In almost all cases, RoB in studies was either categorized as “some” or “high concern”. Frequent causes of higher RoB were the lack of detailed explanation for missing data or lack of detailed information on the randomization process. Blinding of the study participants and coaches was generally not performed, and this is commonly difficult to incorporate in exercise intervention studies. In addition, blinding of the researchers or those collecting and/or analysing injury data was not always evident or reported.

Other areas that were not always clear or consistently reported were injury status of the study participants prior to recruitment and what was considered “injury free”. Therefore, the proportion of participants carrying an injury could have varied which may well have influenced outcomes, as those injured may well be at increased risk of re-injury. Typically, due to a whole-team recruitment into a study, it is understandable that consistent criteria as to what constituted being injury free were difficult to achieve. Similarly, the definition of adherence was disparate across studies, and variance across studies may be a limitation. For example, adherence is determined at coach-delivery level, but studies typically did not further define player adherence, i.e. the number of sessions each player attended where the intervention was also delivered.

Limitations

This meta-analysis has some limitations that should be highlighted. The number of unsupervised studies was fairly small (n = 5). Nonetheless, this work highlights the need for future studies to assess the influence of supervision on IPP effectiveness and in particular for non-coach led sports where supervision is difficult to implement. Future work that considers alternative/improved ways of delivering and adapting supervision for non-coach led sports is also warranted. Heterogeneity was high across studies, and to allow for this, a random effects model was adopted. Sub-group analysis, e.g. for supervision and sex, was used for parts of the analysis presented; however, heterogeneity within sub-groups continued to be high.

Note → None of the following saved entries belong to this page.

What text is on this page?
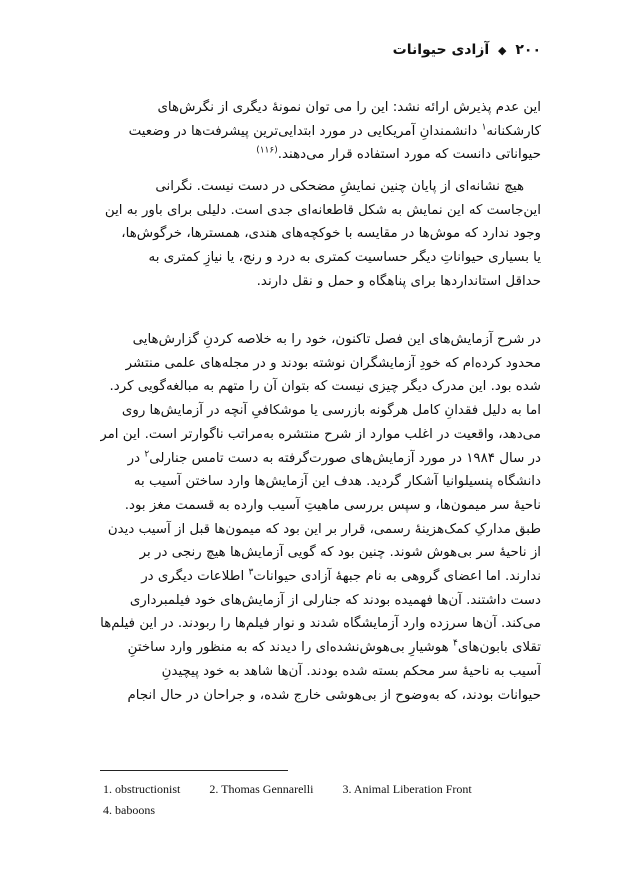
۲۰۰ ◆ آزادی حیوانات
این عدم پذیرش ارائه نشد: این را می توان نمونهٔ دیگری از نگرش‌های
کارشکنانه$^۱$ دانشمندانِ آمریکایی در مورد ابتدایی‌ترین پیشرفت‌ها در وضعیت
حیواناتی دانست که مورد استفاده قرار می‌دهند.$^{(۱۱۶)}$
هیچ نشانه‌ای از پایان چنین نمایشِ مضحکی در دست نیست. نگرانی
این‌جاست که این نمایش به شکل قاطعانه‌ای جدی است. دلیلی برای باور به این
وجود ندارد که موش‌ها در مقایسه با خوکچه‌های هندی، همسترها، خرگوش‌ها،
یا بسیاری حیواناتِ دیگر حساسیت کمتری به درد و رنج، یا نیازِ کمتری به
حداقل استانداردها برای پناهگاه و حمل و نقل دارند.
در شرح آزمایش‌های این فصل تاکنون، خود را به خلاصه کردنِ گزارش‌هایی
محدود کرده‌ام که خودِ آزمایشگران نوشته بودند و در مجله‌های علمی منتشر
شده بود. این مدرک دیگر چیزی نیست که بتوان آن را متهم به مبالغه‌گویی کرد.
اما به دلیل فقدانِ کامل هرگونه بازرسی یا موشکافیِ آنچه در آزمایش‌ها روی
می‌دهد، واقعیت در اغلب موارد از شرح منتشره به‌مراتب ناگوارتر است. این امر
در سال ۱۹۸۴ در مورد آزمایش‌های صورت‌گرفته به دست تامس جنارلی$^۲$ در
دانشگاه پنسیلوانیا آشکار گردید. هدف این آزمایش‌ها وارد ساختن آسیب به
ناحیهٔ سر میمون‌ها، و سپس بررسی ماهیتِ آسیب وارده به قسمت مغز بود.
طبق مدارکِ کمک‌هزینهٔ رسمی، قرار بر این بود که میمون‌ها قبل از آسیب دیدن
از ناحیهٔ سر بی‌هوش شوند. چنین بود که گویی آزمایش‌ها هیچ رنجی در بر
ندارند. اما اعضای گروهی به نام جبههٔ آزادی حیوانات$^۳$ اطلاعات دیگری در
دست داشتند. آن‌ها فهمیده بودند که جنارلی از آزمایش‌های خود فیلمبرداری
می‌کند. آن‌ها سرزده وارد آزمایشگاه شدند و نوار فیلم‌ها را ربودند. در این فیلم‌ها
تقلای بابون‌های$^۴$ هوشیارِ بی‌هوش‌نشده‌ای را دیدند که به منظور وارد ساختنِ
آسیب به ناحیهٔ سر محکم بسته شده بودند. آن‌ها شاهد به خود پیچیدنِ
حیوانات بودند، که به‌وضوح از بی‌هوشی خارج شده، و جراحان در حال انجام
1. obstructionist 2. Thomas Gennarelli 3. Animal Liberation Front
4. baboons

Further subgrouping was considered, e.g. by sport; however, this would yield too few studies for many categories to draw meaningful conclusions. In addition, mean age data were not available for all 44 studies, and this reduced the pool of studies for that particular analysis to 38. Although this may still be an acceptable number for meta-regression analysis, the vast majority of studies were skewed towards younger ages, and further studies incorporating adults aged 30+ are required to make more robust recommendations. Despite this, the findings from this analysis that age did not affect programme effectiveness showed promise and should be explored going forward.

Conclusion

Pooled information from all included studies showed that exercise-based IPPs have a protective benefit and lower the occurrence of injuries in sport. Encouragingly, this benefit was present irrespective of athlete sex or age, although studies beyond athletes of early middle age were not available. Studies that included supervised IPPs were found to be effective, whereas unsupervised IPPs were not. Whether this is down to poor true engagement with unsupervised IPPs, incorrect execution of exercises or due to the physical demands of sports which might be difficult to implement a supervised IPP for (such as recreational runners), is unclear and requires further evaluation.

Disclosure statement

No potential conflict of interest was reported by the authors.

Correction Statement

This article has been republished with minor changes. These changes do not impact the academic content of the article.

Additional information

Funding

The author(s) reported there is no funding associated with the work featured in this article.